Solar vs Grid Calculator
Compare the 25-year cost of solar vs staying on the grid. See exactly when solar pays off and how much you save total.
| Year | Grid cost | Solar savings | Net position |
|---|---|---|---|
| Yr 1 | $1,800 | $1,800/yr | $15,700 |
| Yr 5 | $9,459 | $1,986/yr | $8,041 |
| Yr 9 ★ | $17,907 | $2,191/yr | +$407 |
| Yr 10 | $20,152 | $2,245/yr | +$2,652 |
| Yr 15 | $32,242 | $2,538/yr | +$14,742 |
| Yr 20 | $45,911 | $2,870/yr | +$28,411 |
| Yr 25 | $61,365 | $3,244/yr | +$43,865 |
How to Use This Calculator
Enter system cost and tax credit
Enter the gross system cost — the total installed price before any incentives. Get this from installer quotes; US residential averages $2.50-3.50/W in 2026, so an 8kW system typically costs $20,000-28,000. The federal tax credit defaults to 30% (valid through 2032). Enter the percentage as a decimal — 0.30 for 30%. If your state offers additional credits, add them here.
Set your electricity rate and annual increase
Use your current electricity rate from your utility bill. The annual rate increase is the key long-term variable — historically US electricity prices have risen 2-4% per year. A higher rate increase makes solar more valuable: at 4%/year, electricity costs double in 18 years. At 2%/year, it takes 36 years. This is why solar looks better in high-rate states with rising prices.
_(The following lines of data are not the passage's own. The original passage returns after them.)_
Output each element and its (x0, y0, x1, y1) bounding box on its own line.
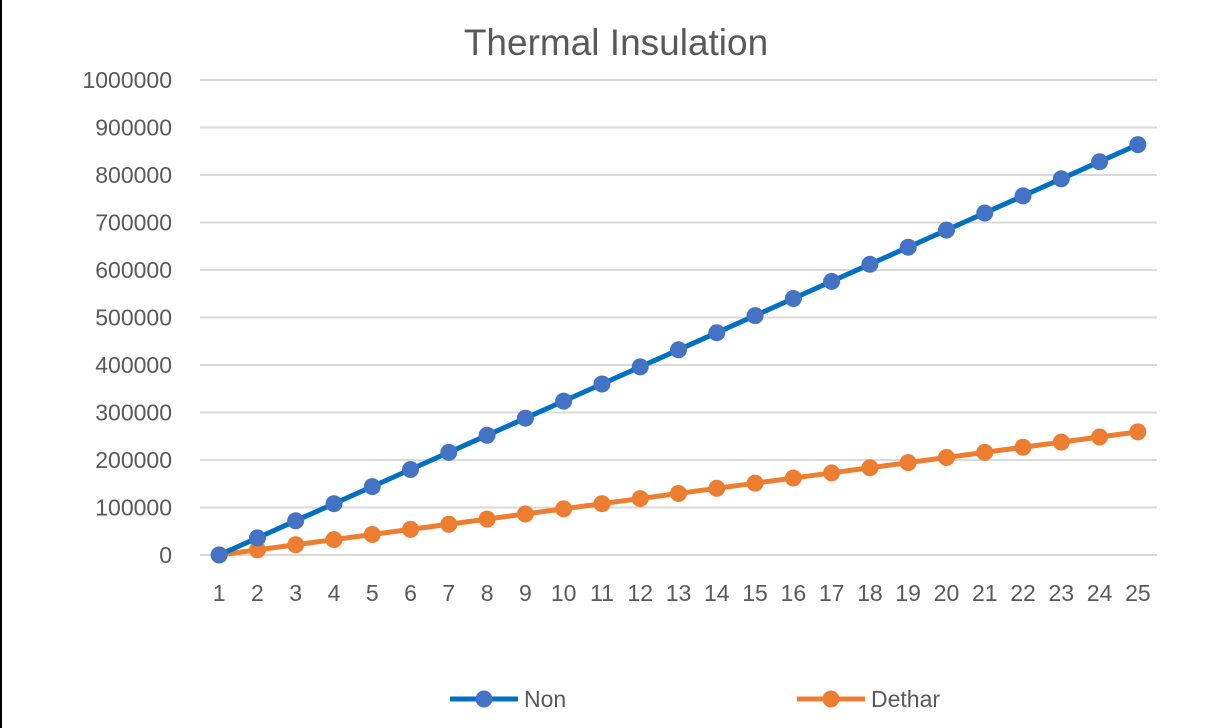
x-tick-label: 23 (1049, 580, 1075, 606)
x-tick-label: 7 (442, 580, 455, 606)
legend-label: Non (524, 686, 566, 712)
x-tick-label: 9 (519, 580, 532, 606)
y-tick-label: 1000000 (82, 67, 172, 93)
x-tick-label: 18 (857, 580, 883, 606)
data-point-non (1052, 170, 1070, 188)
data-point-non (363, 478, 381, 496)
data-point-non (708, 324, 726, 342)
data-point-non (516, 409, 534, 427)
x-tick-label: 22 (1010, 580, 1036, 606)
data-point-dethar (1052, 433, 1070, 451)
x-tick-label: 3 (289, 580, 302, 606)
data-point-dethar (1014, 438, 1032, 456)
x-tick-label: 12 (627, 580, 653, 606)
data-point-non (784, 290, 802, 307)
y-tick-label: 400000 (95, 352, 172, 378)
data-point-dethar (746, 474, 764, 492)
data-point-dethar (555, 500, 573, 518)
data-point-dethar (861, 459, 879, 477)
data-point-non (248, 529, 266, 547)
data-point-dethar (1091, 428, 1109, 446)
x-tick-label: 19 (895, 580, 921, 606)
x-tick-label: 21 (972, 580, 998, 606)
y-tick-label: 300000 (95, 400, 172, 426)
data-point-dethar (899, 454, 917, 472)
y-tick-label: 800000 (95, 162, 172, 188)
x-tick-label: 17 (819, 580, 845, 606)
x-tick-label: 11 (590, 580, 614, 606)
data-point-dethar (516, 505, 534, 523)
x-tick-label: 4 (328, 580, 341, 606)
y-tick-label: 600000 (95, 257, 172, 283)
y-tick-label: 100000 (95, 495, 172, 521)
data-point-non (1129, 136, 1147, 154)
x-tick-label: 15 (742, 580, 768, 606)
data-point-dethar (937, 449, 955, 467)
data-point-non (210, 546, 228, 564)
data-point-dethar (784, 469, 802, 487)
data-point-dethar (976, 443, 994, 461)
data-point-non (440, 443, 458, 461)
data-point-non (670, 341, 687, 359)
data-point-dethar (708, 479, 726, 497)
data-point-dethar (670, 484, 687, 502)
x-tick-label: 8 (481, 580, 494, 606)
legend-label: Dethar (871, 686, 940, 712)
legend-item-non: Non (450, 686, 566, 712)
x-tick-label: 2 (251, 580, 264, 606)
y-tick-label: 200000 (95, 447, 172, 473)
data-point-dethar (287, 536, 305, 554)
y-tick-label: 700000 (95, 210, 172, 236)
data-point-non (861, 255, 879, 273)
data-point-non (478, 426, 496, 444)
x-tick-label: 25 (1125, 580, 1151, 606)
data-point-non (976, 204, 994, 222)
data-point-non (937, 221, 955, 239)
y-tick-label: 0 (159, 542, 172, 568)
data-point-non (402, 461, 420, 478)
data-point-non (287, 512, 305, 530)
chart-title: Thermal Insulation (464, 22, 768, 63)
x-tick-label: 24 (1087, 580, 1113, 606)
data-point-dethar (248, 541, 266, 559)
data-point-dethar (823, 464, 841, 482)
legend-marker-non (475, 690, 493, 708)
data-point-dethar (402, 520, 420, 538)
x-tick-label: 13 (666, 580, 692, 606)
data-point-dethar (440, 515, 458, 533)
x-tick-label: 6 (404, 580, 417, 606)
chart-frame-border (0, 0, 2, 728)
data-point-dethar (363, 525, 381, 543)
data-point-non (631, 358, 649, 376)
data-point-dethar (631, 490, 649, 508)
data-point-dethar (1129, 423, 1147, 441)
data-point-non (1091, 153, 1109, 171)
x-tick-label: 20 (934, 580, 960, 606)
data-point-non (325, 495, 343, 513)
x-tick-label: 16 (781, 580, 807, 606)
data-point-non (593, 375, 611, 393)
x-tick-label: 1 (213, 580, 226, 606)
legend-item-dethar: Dethar (797, 686, 940, 712)
data-point-non (746, 307, 764, 325)
legend-marker-dethar (822, 690, 840, 708)
data-point-dethar (593, 495, 611, 513)
x-tick-label: 10 (551, 580, 577, 606)
x-tick-label: 5 (366, 580, 379, 606)
data-point-non (823, 272, 841, 290)
x-tick-label: 14 (704, 580, 730, 606)
data-point-non (899, 238, 917, 256)
data-point-non (1014, 187, 1032, 205)
y-tick-label: 900000 (95, 115, 172, 141)
data-point-dethar (325, 531, 343, 549)
data-point-dethar (478, 510, 496, 528)
data-point-non (555, 392, 573, 410)
y-tick-label: 500000 (95, 305, 172, 331)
Enter annual solar production
Use the Solar Panel Calculator to estimate your system's annual kWh production. A typical 8kW system produces 9,000-13,000 kWh/year depending on location. The panel degradation of 0.5%/year accounts for natural efficiency decline — standard panel warranties guarantee 80% output after 25 years (0.8% degradation/year), making 0.5% a conservative estimate.
The Formula
The crossover year (payback period) is when your cumulative savings equal your net investment. After that, every dollar of savings is pure return. For most US homeowners, the crossover is 6-10 years. In high-rate states like California, Massachusetts, and Hawaii, crossover can be as short as 4-6 years.
Example
The Williams family — Denver, Colorado
The Williams family installs an 8kW system for $24,000. After the 30% ITC, they pay $16,800. Denver gets good sun — 11,500 kWh/year. They currently pay $0.14/kWh and electricity rates rise 3%/year.
25-year result
The Williams family breaks even in year 8 and earns $41,600 in net savings over 25 years — a 248% return on their net investment of $16,800. That's significantly better than a savings account or bond over the same period, with no market risk. The grid electricity they avoid paying for keeps rising in cost every year, making solar savings grow over time.